Citizens who don't believe that their borders need protecting are very naive.
Over a decade ago, I came to Canada to live and work, and when applying for my visa it was made crystal clear to me that my entry into Canada was a privilege, not a right. That even if I had all my paperwork in order, if the officers on border duty didn't like my face or my attitude they had every right to turn me around and send me home - or worse, such as in your case.
I had one harrowing incident in which border police suspected me of entering Canada on false pretenses, and it was terrifying because it's literally impossible to prove one's intentions. If, after a couple of hours of interrogation, I hadn't been able to convince them otherwise, they would have sent me packing and my entire life would have taken a very different path indeed - I would never have met my wife, and we'd never have had our son, and just thinking about that really freaks me out.
For the three and a half years that I lived in Canada, I was made very aware by the authorities at every turn that Canada was not my home, and that I had no claims or rights except for those explicitly granted to me in my visa, even after marrying my Canadian wife who bore me a Canadian son.

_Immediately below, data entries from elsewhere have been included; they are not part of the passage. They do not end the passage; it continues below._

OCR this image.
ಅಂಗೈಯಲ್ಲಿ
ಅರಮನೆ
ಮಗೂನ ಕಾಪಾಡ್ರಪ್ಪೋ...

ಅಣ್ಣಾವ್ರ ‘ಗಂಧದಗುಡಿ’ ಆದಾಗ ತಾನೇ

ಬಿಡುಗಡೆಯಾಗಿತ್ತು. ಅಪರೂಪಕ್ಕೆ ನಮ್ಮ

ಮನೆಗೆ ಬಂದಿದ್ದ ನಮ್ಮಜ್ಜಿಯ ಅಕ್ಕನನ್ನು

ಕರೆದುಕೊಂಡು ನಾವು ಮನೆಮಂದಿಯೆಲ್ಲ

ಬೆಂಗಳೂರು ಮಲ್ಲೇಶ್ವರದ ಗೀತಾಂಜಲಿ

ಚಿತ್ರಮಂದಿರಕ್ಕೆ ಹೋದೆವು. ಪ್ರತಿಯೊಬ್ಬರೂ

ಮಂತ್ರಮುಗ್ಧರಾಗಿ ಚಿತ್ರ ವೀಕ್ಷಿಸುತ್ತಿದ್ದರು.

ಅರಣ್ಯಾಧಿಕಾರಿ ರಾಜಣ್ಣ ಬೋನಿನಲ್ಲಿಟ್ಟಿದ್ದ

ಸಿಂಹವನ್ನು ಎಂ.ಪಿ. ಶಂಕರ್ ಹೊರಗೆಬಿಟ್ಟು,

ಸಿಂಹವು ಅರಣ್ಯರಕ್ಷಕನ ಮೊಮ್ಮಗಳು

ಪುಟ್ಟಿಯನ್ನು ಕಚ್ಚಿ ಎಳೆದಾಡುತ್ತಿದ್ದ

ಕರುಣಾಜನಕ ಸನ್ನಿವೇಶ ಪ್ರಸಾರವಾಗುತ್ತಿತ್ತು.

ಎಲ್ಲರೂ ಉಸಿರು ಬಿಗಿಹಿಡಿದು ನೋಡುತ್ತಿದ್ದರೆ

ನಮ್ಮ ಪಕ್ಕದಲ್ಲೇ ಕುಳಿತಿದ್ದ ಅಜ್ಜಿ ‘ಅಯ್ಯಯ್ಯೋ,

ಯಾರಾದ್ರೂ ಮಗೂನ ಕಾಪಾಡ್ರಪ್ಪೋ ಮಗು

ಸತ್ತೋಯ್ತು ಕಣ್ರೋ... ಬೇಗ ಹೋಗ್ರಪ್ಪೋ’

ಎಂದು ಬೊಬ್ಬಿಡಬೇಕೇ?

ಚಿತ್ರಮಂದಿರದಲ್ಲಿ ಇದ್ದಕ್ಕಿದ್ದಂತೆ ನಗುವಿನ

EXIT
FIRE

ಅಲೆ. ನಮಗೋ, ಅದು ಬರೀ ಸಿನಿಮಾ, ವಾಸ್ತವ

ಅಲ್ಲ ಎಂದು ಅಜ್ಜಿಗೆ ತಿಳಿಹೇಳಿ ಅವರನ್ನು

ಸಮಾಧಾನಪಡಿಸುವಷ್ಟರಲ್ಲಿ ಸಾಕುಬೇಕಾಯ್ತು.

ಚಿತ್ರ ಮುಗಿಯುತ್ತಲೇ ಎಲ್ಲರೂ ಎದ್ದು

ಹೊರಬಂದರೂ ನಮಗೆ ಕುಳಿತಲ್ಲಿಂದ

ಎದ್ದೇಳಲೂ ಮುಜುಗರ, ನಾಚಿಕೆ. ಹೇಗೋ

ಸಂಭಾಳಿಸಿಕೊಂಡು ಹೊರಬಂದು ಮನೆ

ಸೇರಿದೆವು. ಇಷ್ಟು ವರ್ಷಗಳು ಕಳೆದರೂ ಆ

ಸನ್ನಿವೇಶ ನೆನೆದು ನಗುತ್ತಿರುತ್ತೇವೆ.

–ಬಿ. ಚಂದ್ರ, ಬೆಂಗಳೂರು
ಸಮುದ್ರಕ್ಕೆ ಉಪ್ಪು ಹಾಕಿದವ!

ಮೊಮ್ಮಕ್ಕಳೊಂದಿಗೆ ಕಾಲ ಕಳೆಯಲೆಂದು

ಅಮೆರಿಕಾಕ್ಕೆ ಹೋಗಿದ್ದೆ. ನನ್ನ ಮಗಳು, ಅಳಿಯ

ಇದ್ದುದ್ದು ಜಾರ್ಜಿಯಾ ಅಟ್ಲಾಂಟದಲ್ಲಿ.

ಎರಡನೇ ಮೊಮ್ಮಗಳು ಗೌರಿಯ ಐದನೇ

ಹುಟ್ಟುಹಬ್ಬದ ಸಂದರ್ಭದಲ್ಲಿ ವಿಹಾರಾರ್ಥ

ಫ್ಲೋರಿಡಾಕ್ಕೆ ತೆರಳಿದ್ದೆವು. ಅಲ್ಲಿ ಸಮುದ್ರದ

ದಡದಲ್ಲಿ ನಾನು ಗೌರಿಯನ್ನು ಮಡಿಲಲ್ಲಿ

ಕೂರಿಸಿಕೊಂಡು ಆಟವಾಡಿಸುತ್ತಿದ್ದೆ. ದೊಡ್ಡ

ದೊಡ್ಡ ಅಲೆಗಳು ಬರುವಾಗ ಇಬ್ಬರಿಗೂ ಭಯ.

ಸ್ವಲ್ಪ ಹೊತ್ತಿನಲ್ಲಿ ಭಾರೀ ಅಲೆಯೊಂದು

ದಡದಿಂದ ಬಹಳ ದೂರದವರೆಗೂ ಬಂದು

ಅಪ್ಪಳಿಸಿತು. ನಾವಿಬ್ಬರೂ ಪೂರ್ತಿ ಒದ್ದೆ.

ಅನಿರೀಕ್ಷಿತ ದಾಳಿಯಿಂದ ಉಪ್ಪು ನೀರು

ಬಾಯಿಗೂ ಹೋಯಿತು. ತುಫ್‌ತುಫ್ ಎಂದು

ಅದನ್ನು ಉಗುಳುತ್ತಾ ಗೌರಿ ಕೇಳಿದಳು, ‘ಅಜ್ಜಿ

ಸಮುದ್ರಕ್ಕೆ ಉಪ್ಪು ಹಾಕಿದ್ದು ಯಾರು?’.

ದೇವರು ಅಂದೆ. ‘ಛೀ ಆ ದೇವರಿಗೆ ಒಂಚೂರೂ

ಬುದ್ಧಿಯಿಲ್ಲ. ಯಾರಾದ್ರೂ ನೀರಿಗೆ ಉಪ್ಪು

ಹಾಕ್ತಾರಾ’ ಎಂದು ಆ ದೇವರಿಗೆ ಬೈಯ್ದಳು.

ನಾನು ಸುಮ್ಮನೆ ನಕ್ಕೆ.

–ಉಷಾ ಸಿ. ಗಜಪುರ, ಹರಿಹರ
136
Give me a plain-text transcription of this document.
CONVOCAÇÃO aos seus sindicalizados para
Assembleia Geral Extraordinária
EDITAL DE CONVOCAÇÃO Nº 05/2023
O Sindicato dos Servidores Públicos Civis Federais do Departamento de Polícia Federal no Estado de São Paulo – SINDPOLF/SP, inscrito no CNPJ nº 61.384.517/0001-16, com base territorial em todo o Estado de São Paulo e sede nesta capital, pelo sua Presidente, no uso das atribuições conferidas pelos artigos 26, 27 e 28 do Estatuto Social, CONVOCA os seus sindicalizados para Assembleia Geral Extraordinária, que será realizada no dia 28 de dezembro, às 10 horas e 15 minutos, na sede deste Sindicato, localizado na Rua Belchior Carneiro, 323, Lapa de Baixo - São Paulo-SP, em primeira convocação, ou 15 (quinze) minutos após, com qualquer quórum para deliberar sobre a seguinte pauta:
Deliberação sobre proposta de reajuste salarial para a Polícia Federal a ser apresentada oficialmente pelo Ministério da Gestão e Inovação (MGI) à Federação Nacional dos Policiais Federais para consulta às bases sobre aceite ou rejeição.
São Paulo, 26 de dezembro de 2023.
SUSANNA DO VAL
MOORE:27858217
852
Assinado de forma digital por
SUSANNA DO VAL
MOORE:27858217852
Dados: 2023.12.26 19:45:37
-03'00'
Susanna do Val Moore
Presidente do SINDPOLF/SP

We ended up moving to South Africa to live with my family, where I still have citizenship. For six years my wife was on a spousal visa. She was not allowed to work, or study, and every couple of years we went through an ugly, mean-spirited (and privatized) bureaucratic experience to allow her to continue living there even though her husband and son carried South African passports. I say this to illustrate how the US and Canada are not edge cases when it comes to immigration and visas, but absolutely the norm. And I doubt you'd get any better treatment anywhere in Asia or South America. Europe might be a different story, but they're so relaxed about their borders that they're being overrun by hostile foreigners so I'm not sure that that’s a good example to anyone.
...
In conclusion, the awful stuff you experienced is awful, and unjust, and it's important that the American people understand what their systems are doing regardless of whether those trapped by them are innocent or not. At the same time, immigrants and foreign workers should be fully aware of the limitations of their rights, and know not to test those limitations.